I somehow managed to miscalculate the time I had on vacation since I only brought one book and finished it on the second day, which is just frustrating since I had five more days to go and what else could I do on vacation.

The hotel offered some activities such as Volleyball and Water Gymnastics, but I only found out about that way too late (on my last day there to be precise). However, I must admit that it was a nice way to stay active and meet new people at the same time.

However, on my way back, I just regretted the fact that I didn’t do anything on vacation. The spots I could have visited. The shops with their small trinkets I could have seen. The local cuisine I could have tried. There was just so much I could have done but didn’t. Now I totally regret that.

When I got back from vacation, I was picked up by my parents and that is when I found the reason why I couldn’t relax during any given vacation. My parent´s voice just rang so loud in my head when I was on vacation. Repeating the same thing over and over again.

What are you doing on your vacation? Why didn´t do more on your vacation? Is that all you did, lie on the beach? Why didn’t you go sightseeing? There must have been some interesting spots close to you. Why didn’t you visit them?

It was just a lot and it made me feel a tad guilty for not doing anything on my vacation. I mean I get where my parents are coming from. We spent money to go on vacation just to lie on the beach or by the pool, I could have done that at home and for free.

Frankly, I just don’t see a point in vacationing if I have to do something all day. At the very same time, if I don’t want to do anything then I might as well stay home. The problem is that at home it is not a vacation, in my opinion, it is just a lazy day off.

Let me just say this, I have no idea how to vacation properly and I somewhat ruined my vacation wondering how I could vacation properly. I just gave too much of a crap about what other people will things and what could have happened.

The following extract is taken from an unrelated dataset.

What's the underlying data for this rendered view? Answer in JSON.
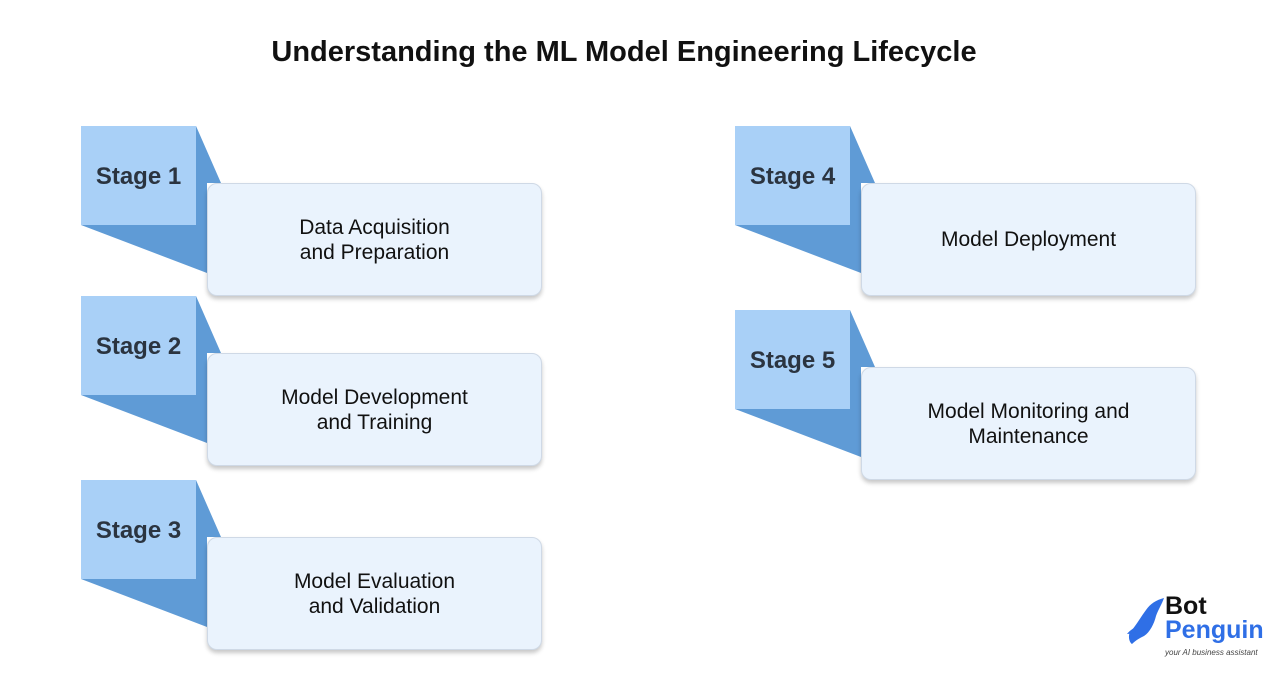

There is no point in dwelling on the past but I just somehow want a redo. I could have done a better job of relaxing. I could have had a nicer vacation. There are things I still wanted to do and other things I wanted to try. I just wish I could turn time back.

That is where another kind of epiphany hit me. I must always have it my way. I must always plan everything down to the smallest detail. I must always do things a certain way so I would be satisfied. I always want everything to be perfect.

Frankly, I already established many times over that chasing perfection is just a huge waste of time and I should just stop that. Perfection just impedes the ability to be authentic and creative. It is just so burdening. And I am working on changing that.

In the future, I should just take any chance I get to do the things I so desperately want to do. In my mind, I am always on the lookout for my next adventure but this idea of the perfect vacation needs to go out the window first so I can fully have fun.

Sometimes, I should just let go of not being perfect to have a little fun and do the things I normally wouldn´t do since vacation spots are the perfect place to be the person you are not. You will never go there again so it wouldn’t hurt anyone to try to be someone else, someone you want to be.

Frankly, I just spent a tad too long planning on what I want to do, what I need to do and how I need to do it so I forget to let loose. I kept worrying about many things that might happen in the future that I forget about in the present. (Frankly, I hate cheesy quotes but I can´t deny how true they are.)

So to my future self, I just want to say just do whatever you want to do on vacations since you will regret not doing so. You only miss the shots you don’t take. And have fun on your next vacation.